Nevada Barr | Fiction
I enjoy Nevada Barr and her mysteries about Anna Pigeon, a National Park Ranger. I think it is my own fault, and not Nevada Barr's, that I give Boar Island only three hearts instead of four. I am still recovering my ability to focus amidst my grief, and I found myself confused in the beginning of this book as Barr tells two stories that relate to one another, but do not overlap for quite a while.
Anna Pigeon encounters a new experience in Boar Island, the cyberbullying of Elizabeth, the 16-year-ol daughter of her friend Heath. When Anna accepts a position as acting chief ranger at Acadia National Park, she, Heath and Elizabeth take the opportunity to temporarily move Elizabeth away from her cyberbully by traveling to Boar Island in Maine. Except the cyberbully follows, and Anna finds herself immersed in an intriguing Maine murder.

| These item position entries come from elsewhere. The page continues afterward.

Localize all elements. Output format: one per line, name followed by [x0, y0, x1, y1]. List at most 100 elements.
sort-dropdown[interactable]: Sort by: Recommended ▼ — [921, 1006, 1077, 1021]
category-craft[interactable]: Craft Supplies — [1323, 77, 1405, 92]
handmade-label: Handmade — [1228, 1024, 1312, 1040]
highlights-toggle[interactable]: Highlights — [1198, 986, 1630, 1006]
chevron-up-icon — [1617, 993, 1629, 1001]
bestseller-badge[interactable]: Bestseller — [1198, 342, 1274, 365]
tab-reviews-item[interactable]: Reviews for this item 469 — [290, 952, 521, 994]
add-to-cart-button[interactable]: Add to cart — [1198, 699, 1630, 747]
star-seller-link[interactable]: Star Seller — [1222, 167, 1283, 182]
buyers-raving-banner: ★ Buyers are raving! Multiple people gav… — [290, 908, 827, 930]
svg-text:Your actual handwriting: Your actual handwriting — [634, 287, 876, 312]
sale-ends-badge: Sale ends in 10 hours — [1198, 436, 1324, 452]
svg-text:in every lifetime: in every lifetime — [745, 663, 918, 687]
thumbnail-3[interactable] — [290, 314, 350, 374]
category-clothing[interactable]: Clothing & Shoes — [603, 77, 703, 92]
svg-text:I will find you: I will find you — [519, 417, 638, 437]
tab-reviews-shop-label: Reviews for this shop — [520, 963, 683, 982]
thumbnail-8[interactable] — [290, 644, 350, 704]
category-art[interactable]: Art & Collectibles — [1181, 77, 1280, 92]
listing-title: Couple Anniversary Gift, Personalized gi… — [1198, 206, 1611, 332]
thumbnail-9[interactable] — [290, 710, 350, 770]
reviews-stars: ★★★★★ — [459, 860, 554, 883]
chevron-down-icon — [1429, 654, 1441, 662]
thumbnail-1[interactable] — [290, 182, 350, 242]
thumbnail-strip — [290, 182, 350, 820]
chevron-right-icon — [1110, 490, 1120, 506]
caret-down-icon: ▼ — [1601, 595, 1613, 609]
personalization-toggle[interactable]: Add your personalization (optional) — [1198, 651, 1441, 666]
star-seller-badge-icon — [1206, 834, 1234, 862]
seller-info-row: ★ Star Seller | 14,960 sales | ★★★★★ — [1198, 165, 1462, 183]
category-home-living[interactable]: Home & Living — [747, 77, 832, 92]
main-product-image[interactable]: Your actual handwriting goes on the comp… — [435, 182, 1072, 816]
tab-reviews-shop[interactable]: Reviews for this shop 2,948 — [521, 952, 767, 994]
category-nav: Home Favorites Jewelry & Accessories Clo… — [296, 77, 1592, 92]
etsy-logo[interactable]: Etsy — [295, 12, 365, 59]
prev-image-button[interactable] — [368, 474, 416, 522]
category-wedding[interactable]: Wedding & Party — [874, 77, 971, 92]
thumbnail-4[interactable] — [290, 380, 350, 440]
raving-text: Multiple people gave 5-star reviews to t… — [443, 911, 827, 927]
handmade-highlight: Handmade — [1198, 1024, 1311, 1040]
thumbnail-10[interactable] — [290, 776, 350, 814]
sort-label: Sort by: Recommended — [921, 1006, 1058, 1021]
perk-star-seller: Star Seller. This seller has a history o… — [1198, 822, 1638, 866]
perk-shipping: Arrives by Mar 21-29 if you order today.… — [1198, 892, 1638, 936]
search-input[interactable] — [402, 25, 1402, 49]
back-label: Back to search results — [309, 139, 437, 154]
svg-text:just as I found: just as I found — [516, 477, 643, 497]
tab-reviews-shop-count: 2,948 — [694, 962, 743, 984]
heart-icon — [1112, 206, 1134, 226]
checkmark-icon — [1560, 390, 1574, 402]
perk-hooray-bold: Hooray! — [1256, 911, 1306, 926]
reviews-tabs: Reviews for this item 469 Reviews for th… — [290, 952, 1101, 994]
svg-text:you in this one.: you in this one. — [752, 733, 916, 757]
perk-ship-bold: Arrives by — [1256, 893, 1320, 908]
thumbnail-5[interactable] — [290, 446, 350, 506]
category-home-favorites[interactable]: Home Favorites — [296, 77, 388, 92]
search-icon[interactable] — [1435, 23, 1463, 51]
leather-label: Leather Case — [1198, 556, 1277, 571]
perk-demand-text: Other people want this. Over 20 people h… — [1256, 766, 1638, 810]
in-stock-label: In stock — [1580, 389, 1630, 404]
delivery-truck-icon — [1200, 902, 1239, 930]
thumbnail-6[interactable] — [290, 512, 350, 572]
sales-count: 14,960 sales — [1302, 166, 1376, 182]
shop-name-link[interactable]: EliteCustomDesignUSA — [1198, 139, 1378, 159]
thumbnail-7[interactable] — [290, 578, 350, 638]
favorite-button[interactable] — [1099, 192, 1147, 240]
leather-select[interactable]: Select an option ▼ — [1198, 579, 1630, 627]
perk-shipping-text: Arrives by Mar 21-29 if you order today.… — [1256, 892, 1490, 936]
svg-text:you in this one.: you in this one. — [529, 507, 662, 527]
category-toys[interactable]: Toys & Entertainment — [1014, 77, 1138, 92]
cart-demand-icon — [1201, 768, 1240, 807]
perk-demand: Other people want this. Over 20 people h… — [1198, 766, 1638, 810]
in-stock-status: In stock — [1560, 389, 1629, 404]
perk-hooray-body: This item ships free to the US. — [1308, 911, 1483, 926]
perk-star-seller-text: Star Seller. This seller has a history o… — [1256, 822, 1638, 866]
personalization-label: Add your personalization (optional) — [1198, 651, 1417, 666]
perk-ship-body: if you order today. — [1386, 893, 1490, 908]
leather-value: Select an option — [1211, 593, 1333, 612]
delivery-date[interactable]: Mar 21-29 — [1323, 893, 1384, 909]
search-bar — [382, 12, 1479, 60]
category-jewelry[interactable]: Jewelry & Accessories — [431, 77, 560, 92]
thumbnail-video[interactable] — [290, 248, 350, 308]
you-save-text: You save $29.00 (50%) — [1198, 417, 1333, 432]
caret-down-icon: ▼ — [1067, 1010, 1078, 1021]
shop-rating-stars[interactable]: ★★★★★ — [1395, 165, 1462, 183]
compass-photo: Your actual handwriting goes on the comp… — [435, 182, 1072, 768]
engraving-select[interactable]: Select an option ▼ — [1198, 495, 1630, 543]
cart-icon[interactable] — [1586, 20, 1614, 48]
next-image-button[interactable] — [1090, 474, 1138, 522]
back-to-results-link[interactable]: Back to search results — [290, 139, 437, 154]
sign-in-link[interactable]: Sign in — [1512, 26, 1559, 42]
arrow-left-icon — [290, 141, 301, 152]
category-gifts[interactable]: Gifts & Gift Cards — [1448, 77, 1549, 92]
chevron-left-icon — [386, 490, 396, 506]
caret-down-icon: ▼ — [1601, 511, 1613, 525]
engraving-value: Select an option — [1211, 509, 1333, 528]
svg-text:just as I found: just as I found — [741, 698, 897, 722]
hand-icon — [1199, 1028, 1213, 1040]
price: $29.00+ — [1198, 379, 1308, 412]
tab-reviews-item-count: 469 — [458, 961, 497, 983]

On page 253, the murderer describes her own actions as absurd. Well, yes, they are absurd! And the absurdities begin to make sense when the two stories merge in powerful manner on page 293. I flew through the last 180 pages of Boar Island, once the tales merged. Interestingly, and rather Nevada Barr-esque, ALL of the major characters in Boar Island are women.
So, whether or not this book has a slow start (I don't fully trust my own assessment here) it certainly has a fast and engaging finish!